Mit der Beta wollen die Entwickler nicht nur Server und Matchmaking testen, sondern auch Performance, Anti-Cheat-Systeme und Gameplay-Feedback auswerten – ganz klassisch also.
Was steckt in der Black Ops 7 Beta?
Spieler dürfen sich über eine ordentliche Portion Multiplayer freuen. Neben Klassikern wie Team Deathmatch, Domination, Kill Confirmed und Hardpoint ist auch der neue Modus Overload mit am Start.
Zudem gibt’s einen Vorgeschmack auf den Zombies-Modus auf der Karte Vandorn Farm – ein Survival-Erlebnis, das an alte Black-Ops-Tage erinnert. Perfekt also, um Waffen auszuprobieren, Strategien zu testen und erste Cosmetics für den Release freizuschalten.
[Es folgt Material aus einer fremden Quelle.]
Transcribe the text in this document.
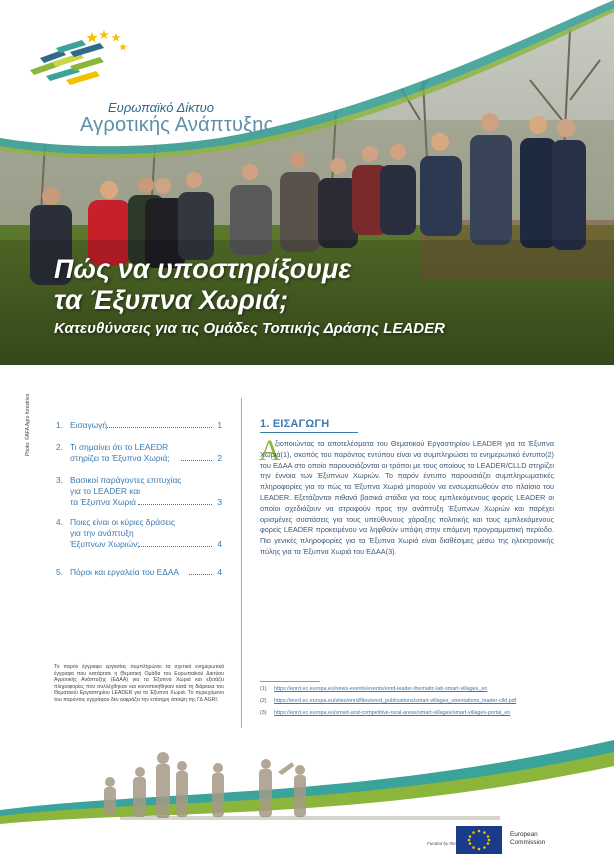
Ευρωπαϊκό Δίκτυο
Αγροτικής Ανάπτυξης
Πώς να υποστηρίξουμε
τα Έξυπνα Χωριά;
Κατευθύνσεις για τις Ομάδες Τοπικής Δράσης LEADER
Photo: ©AFA Agro forestries	1. Εισαγωγή	1
2. Τι σημαίνει ότι το LEAEDR
στηρίζει τα Έξυπνα Χωριά;	2
3. Βασικοί παράγοντες επιτυχίας
για το LEADER και
τα Έξυπνα Χωριά	3
4. Ποιες είναι οι κύριες δράσεις
για την ανάπτυξη
Έξυπνων Χωριών;	4
5. Πόροι και εργαλεία του ΕΔΑΑ	4
Το παρόν έγγραφο εργασίας συμπληρώνει τα σχετικά ενημερωτικά έγγραφα που κατάρτισε η Θεματική Ομάδα του Ευρωπαϊκού Δικτύου Αγροτικής Ανάπτυξης (ΕΔΑΑ) για τα Έξυπνα Χωριά και εξετάζει πληροφορίες που συλλέχθηκαν και κοινοποιήθηκαν κατά τη διάρκεια του Θεματικού Εργαστηρίου LEADER για τα Έξυπνα Χωριά. Το περιεχόμενο του παρόντος εγγράφου δεν εκφράζει την επίσημη άποψη της ΓΔ AGRI.
1. ΕΙΣΑΓΩΓΗ
Α
ξιοποιώντας τα αποτελέσματα του Θεματικού Εργαστηρίου LEADER για τα Έξυπνα Χωριά(1), σκοπός του παρόντος εντύπου είναι να συμπληρώσει το ενημερωτικό έντυπο(2) του ΕΔΑΑ στο οποίο παρουσιάζονται οι τρόποι με τους οποίους το LEADER/CLLD στηρίζει την έννοια των Έξυπνων Χωριών. Το παρόν έντυπο παρουσιάζει συμπληρωματικές πληροφορίες για το πώς τα Έξυπνα Χωριά μπορούν να ενσωματωθούν στο πλαίσιο του LEADER. Εξετάζονται πιθανά βασικά στάδια για τους εμπλεκόμενους φορείς LEADER οι οποίοι σχεδιάζουν να στραφούν προς την ανάπτυξη Έξυπνων Χωριών και παρέχει ορισμένες συστάσεις για τους υπεύθυνους χάραξης πολιτικής και τους εμπλεκόμενους φορείς LEADER προκειμένου να ληφθούν υπόψη στην επόμενη προγραμματική περίοδο. Πιο γενικές πληροφορίες για τα Έξυπνα Χωριά είναι διαθέσιμες μέσω της ηλεκτρονικής πύλης για τα Έξυπνα Χωριά του ΕΔΑΑ(3).
(1) https://enrd.ec.europa.eu/news-events/events/enrd-leader-thematic-lab-smart-villages_en
(2) https://enrd.ec.europa.eu/sites/enrd/files/enrd_publications/smart-villages_orientations_leader-clld.pdf
(3) https://enrd.ec.europa.eu/smart-and-competitive-rural-areas/smart-villages/smart-villages-portal_en
Funded by the
European
Commission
Kein SBMM für Black Ops 7? Activision experimentiert mit entspannterem Matchmaking
In der laufenden Black Ops 7-Beta testet Activision inzwischen eine neue Playlist namens „Open Moshpit“, in der das sonst strikt regulierte Skill-Based Matchmaking (SBMM) deutlich abgeschwächt wurde. Ziel: Spieler mit stärkerer Variation im Skill-Level zusammenzubringen und Matches wieder „unberechenbarer“ zu gestalten.
Diese Änderung ist bedeutsam – sie markiert eine der ersten öffentlichen Zugeständnisse von Activision gegenüber der CoD-Community, die seit Jahren ein entspannteres Matchmaking fordert. Ob „Open Moshpit“ dauerhaft Teil des finalen Spiels wird, ist derzeit noch unklar. Spieler drücken dennoch die Daumen, denn ein weniger aggressives SBMM könnte dem Spielspaß deutlich guttun.
Was sind die offiziellen Systemanforderungen für das neue CoD? Das muss dein Gaming-PC können!
Einer der größten Knackpunkte der Beta sind die technischen Voraussetzungen. Activision verlangt erstmals verpflichtend TPM 2.0 und Secure Boot – ohne diese Sicherheitsfeatures startet die Beta auf dem PC nicht.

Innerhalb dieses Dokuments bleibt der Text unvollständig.